Evergrande Group -- China's top-selling developer-- filed for bankruptcy protection in a U.S. court this week. The move reveals something scary about China's debt: Nobody knows how big and how bad it is.

Rising debt is a big problem for every country. However, the debt's size and structure are well-known in most major developed economies.

For instance, the U.S. and Japan's and eurozone's official debt-to-GDP ratios are 129%, 263%, and 91.50, respectively. Unofficially, these numbers are even higher if certain unfunded government liabilities are considered (e.g., student loans and Social Security in the U.S).

But a big chunk of this debt is issued to investors worldwide, which means the risk of holding that debt is diffused to many investors worldwide.

The knowledge of the size and the structure of U.S and Japanese debt helps credit agencies and financial markets assess the risks associated with holding the country's debt.

That isn't the case for China's debt. Officially, it is a fraction of the U.S, eurozone and Japanese debt numbers: 76.90%. Unofficially, nobody has a fair estimate, for a good reason: scores of loans from government-owned banks to government-owned enterprises and government-supported land developers.

That means the government is the lender and the borrower simultaneously, concentrating rather than diffusing credit risks, creating the potential of a systemic collapse -- as the Greek crisis so loudly demonstrated a decade ago.

China's debt situation became worse during the pandemic, when Beijing tried to keep many failing corporations afloat without an exit plan.

"Various local governments remain highly indebted," Riccardo Cociani, Principal Analyst, Asia Pacific, at Sibylline, told International Business Times. "A lack of concise and clear policy directions from the central government likely exacerbated national socio-economic health and previously present structures and conditions by prompting many firms to 'return to normal' (after lifting Covid-19 restrictions) in an increasingly complex and uncertain geopolitical and trade environment."

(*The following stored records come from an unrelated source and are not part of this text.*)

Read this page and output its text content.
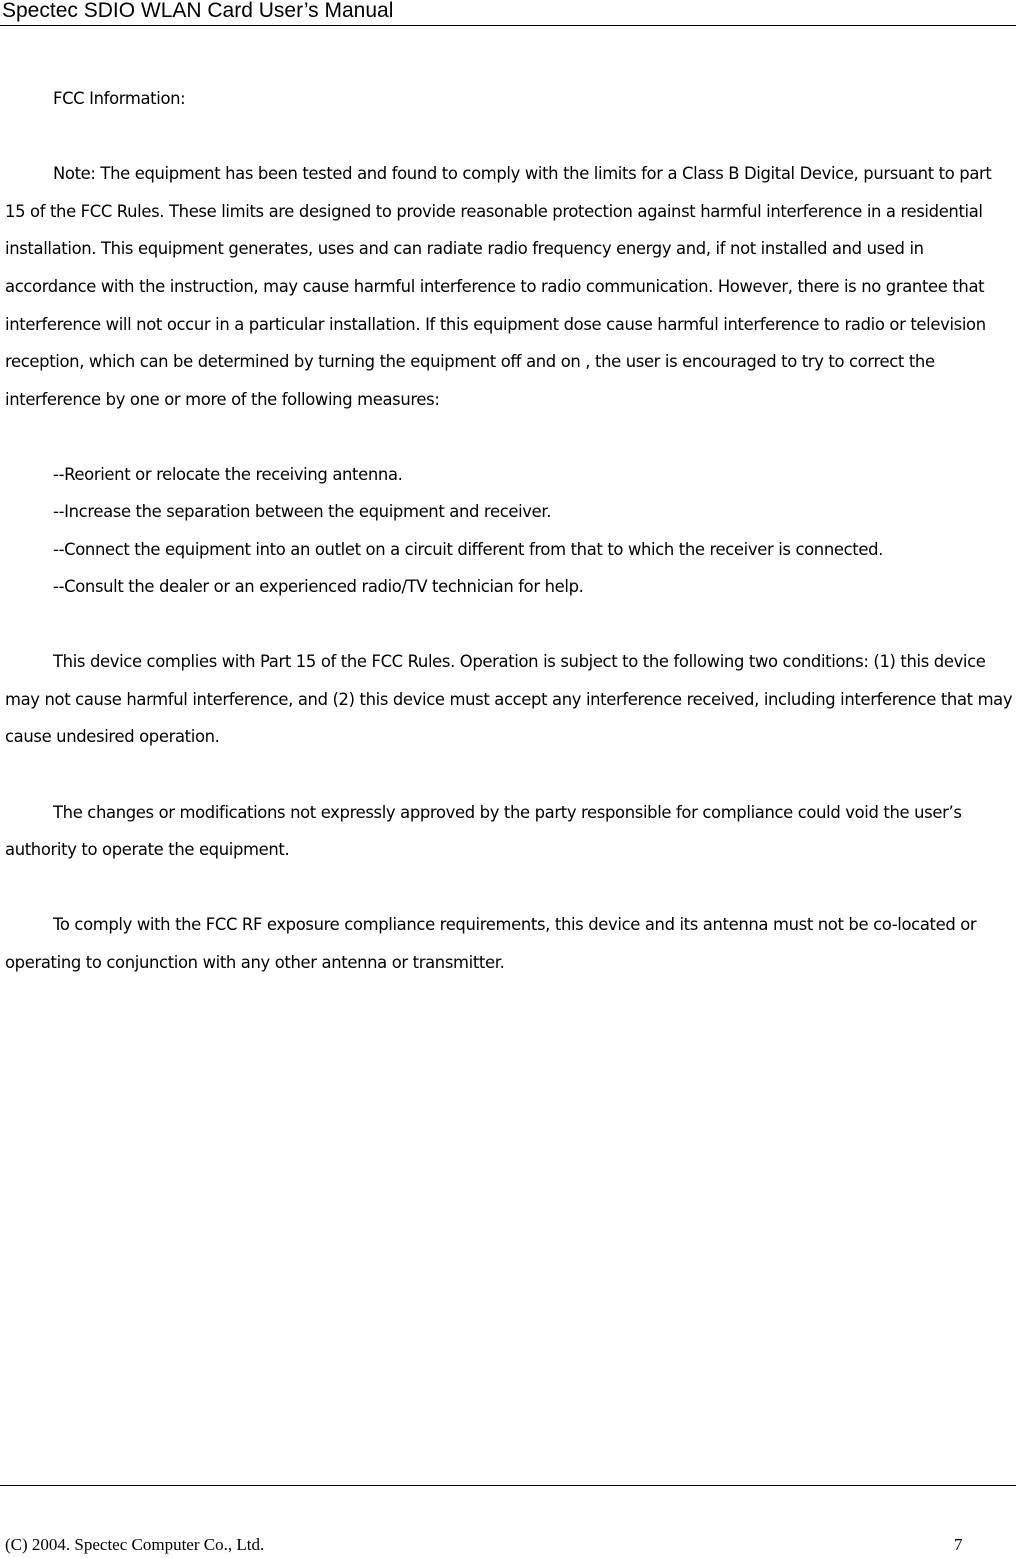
Spectec SDIO WLAN Card User’s Manual

FCC Information:

Note: The equipment has been tested and found to comply with the limits for a Class B Digital Device, pursuant to part 15 of the FCC Rules. These limits are designed to provide reasonable protection against harmful interference in a residential installation. This equipment generates, uses and can radiate radio frequency energy and, if not installed and used in accordance with the instruction, may cause harmful interference to radio communication. However, there is no grantee that interference will not occur in a particular installation. If this equipment dose cause harmful interference to radio or television reception, which can be determined by turning the equipment off and on , the user is encouraged to try to correct the interference by one or more of the following measures:

--Reorient or relocate the receiving antenna.

--Increase the separation between the equipment and receiver.

--Connect the equipment into an outlet on a circuit different from that to which the receiver is connected.

--Consult the dealer or an experienced radio/TV technician for help.

This device complies with Part 15 of the FCC Rules. Operation is subject to the following two conditions: (1) this device may not cause harmful interference, and (2) this device must accept any interference received, including interference that may cause undesired operation.

The changes or modifications not expressly approved by the party responsible for compliance could void the user’s authority to operate the equipment.

To comply with the FCC RF exposure compliance requirements, this device and its antenna must not be co-located or operating to conjunction with any other antenna or transmitter.

(C) 2004. Spectec Computer Co., Ltd.	7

The joint government ownership of creditors and borrowers complicates creditor bailouts: It shifts losses from one position to another on the liability side of the government's balance sheet.

That's what happened in the case of the Greek debt "haircut." A cut of the general government debt was a rise in the debt of government-controlled banks and pension funds, the creditors of the general government.

The situation is even more dire in China, where the outright simultaneous government ownership of banks, pension funds, land developers, and standard corporations has yielded an odd state in which both the creditor and the borrower are government branches.

Government-owned banks lend money directly to government-owned corporations, which usually function as welfare agencies, and to land developers, who are behind the country's "investment" bubble, one of the engines of the Chinese economy.

Debt rating agencies have yet to catch up with China's peculiar debt situation, as they continue to assign a high credit rating very close to those of the U.S and Japan. For instance, Standard & Poor's credit rating for China stands at A+ with a stable outlook. Moody's assigns a credit rating of A1 with a stable outlook, and Fitch an A+ with a stable outlook.

Still, Dr. Tenpao Lee, professor emeritus of economics at Niagara University, believes that China's problems are temporary due to de-risking, which is depressing aggregate demand.

"In the short term, China will have to cut its production levels and lay off workers with higher unemployment rates," he told IBT. "In the long term, China will recover as the world's second-largest economy with essential natural resources."